The Eiffel Tower is an iron lattice tower located on the Champ de Mars in Paris, France. It was built for the 1889 Exposition Universelle (World’s Fair) and has since become one of the most recognizable landmarks in the world.

One of the primary ways that France has preserved the Eiffel Tower is through regular maintenance and restoration work. The tower undergoes a thorough cleaning every seven years to remove dirt, rust, and grime that can accumulate over time. In addition, the tower’s iron structure is inspected regularly to ensure that it remains stable and safe for visitors.

France has also taken steps to modernize the Eiffel Tower while still preserving its historical character. In 2013, the tower underwent a major renovation that included the installation of energy-efficient LED lighting, which reduced the tower’s electricity consumption by over 30%. The new lighting system also allows for the tower to be lit up in a variety of colors, providing a stunning visual display that can be seen from miles away.
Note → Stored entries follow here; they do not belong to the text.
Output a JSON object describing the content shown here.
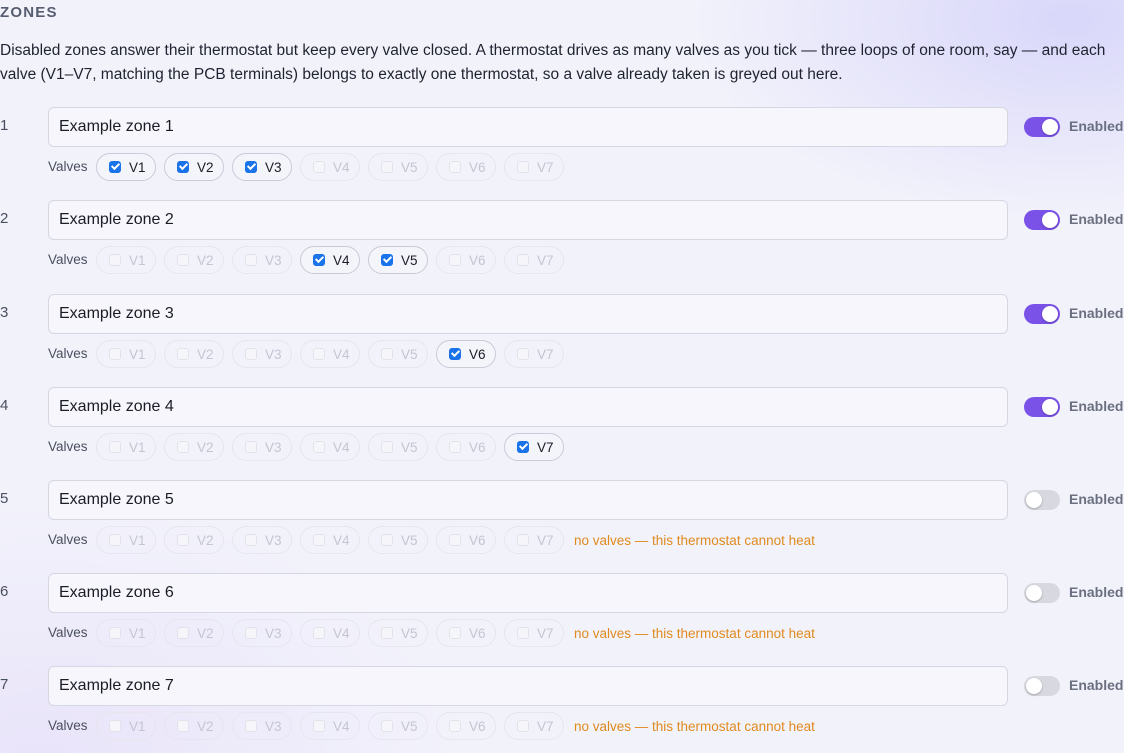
{
  "section": {
    "title": "ZONES",
    "intro": "Disabled zones answer their thermostat but keep every valve closed. A thermostat drives as many valves as you tick — three loops of one room, say — and each valve (V1–V7, matching the PCB terminals) belongs to exactly one thermostat, so a valve already taken is greyed out here."
  },
  "colors": {
    "accent": "#7b52e8",
    "checkbox": "#1a73e8",
    "warning": "#e08a1e"
  },
  "valves_label": "Valves",
  "enabled_label": "Enabled",
  "valve_names": [
    "V1",
    "V2",
    "V3",
    "V4",
    "V5",
    "V6",
    "V7"
  ],
  "zones": [
    {
      "number": "1",
      "name": "Example zone 1",
      "enabled": true,
      "valves": [
        "V1",
        "V2",
        "V3"
      ],
      "warning": ""
    },
    {
      "number": "2",
      "name": "Example zone 2",
      "enabled": true,
      "valves": [
        "V4",
        "V5"
      ],
      "warning": ""
    },
    {
      "number": "3",
      "name": "Example zone 3",
      "enabled": true,
      "valves": [
        "V6"
      ],
      "warning": ""
    },
    {
      "number": "4",
      "name": "Example zone 4",
      "enabled": true,
      "valves": [
        "V7"
      ],
      "warning": ""
    },
    {
      "number": "5",
      "name": "Example zone 5",
      "enabled": false,
      "valves": [],
      "warning": "no valves — this thermostat cannot heat"
    },
    {
      "number": "6",
      "name": "Example zone 6",
      "enabled": false,
      "valves": [],
      "warning": "no valves — this thermostat cannot heat"
    },
    {
      "number": "7",
      "name": "Example zone 7",
      "enabled": false,
      "valves": [],
      "warning": "no valves — this thermostat cannot heat"
    }
  ]
}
Another way that France has preserved the Eiffel Tower is by limiting the number of visitors to the tower at any given time. In 2018, the French government introduced a new system that requires visitors to book their tickets in advance, with only a limited number of tickets available each day. This measure helps to reduce overcrowding on the tower and protect the tower’s structure from damage caused by heavy foot traffic.

In conclusion, the Eiffel Tower is an important part of France’s cultural heritage, and the country has taken various measures to ensure that it remains in its original form. From regular maintenance and restoration work to modernization efforts and visitor management systems, France is committed to preserving the beauty and history of this iconic landmark for generations to come.

Read More About Country France On Beyond the Eiffel Tower: Exploring France’s Hidden Gems

Who built it?

The Eiffel Tower was designed by French engineer Gustave Eiffel, who also helped design the internal structure of the Statue of Liberty in New York. Eiffel’s company, Compagnie des Établissements Eiffel, was responsible for the construction of the tower.

Why was it built?

The Eiffel Tower was built as the centerpiece of the 1889 Exposition Universelle, which celebrated the 100th anniversary of the French Revolution. The tower was intended to showcase France’s industrial prowess and engineering excellence, and it was seen as a symbol of modernity and progress.

Location:

The Eiffel Tower is located in the city of Paris, in the Île-de-France region of France. The tower is situated on the Champ de Mars, a large public park in the 7th arrondissement of Paris. The tower is visible from many parts of the city, and it is often featured in postcards and travel brochures as a symbol of Paris.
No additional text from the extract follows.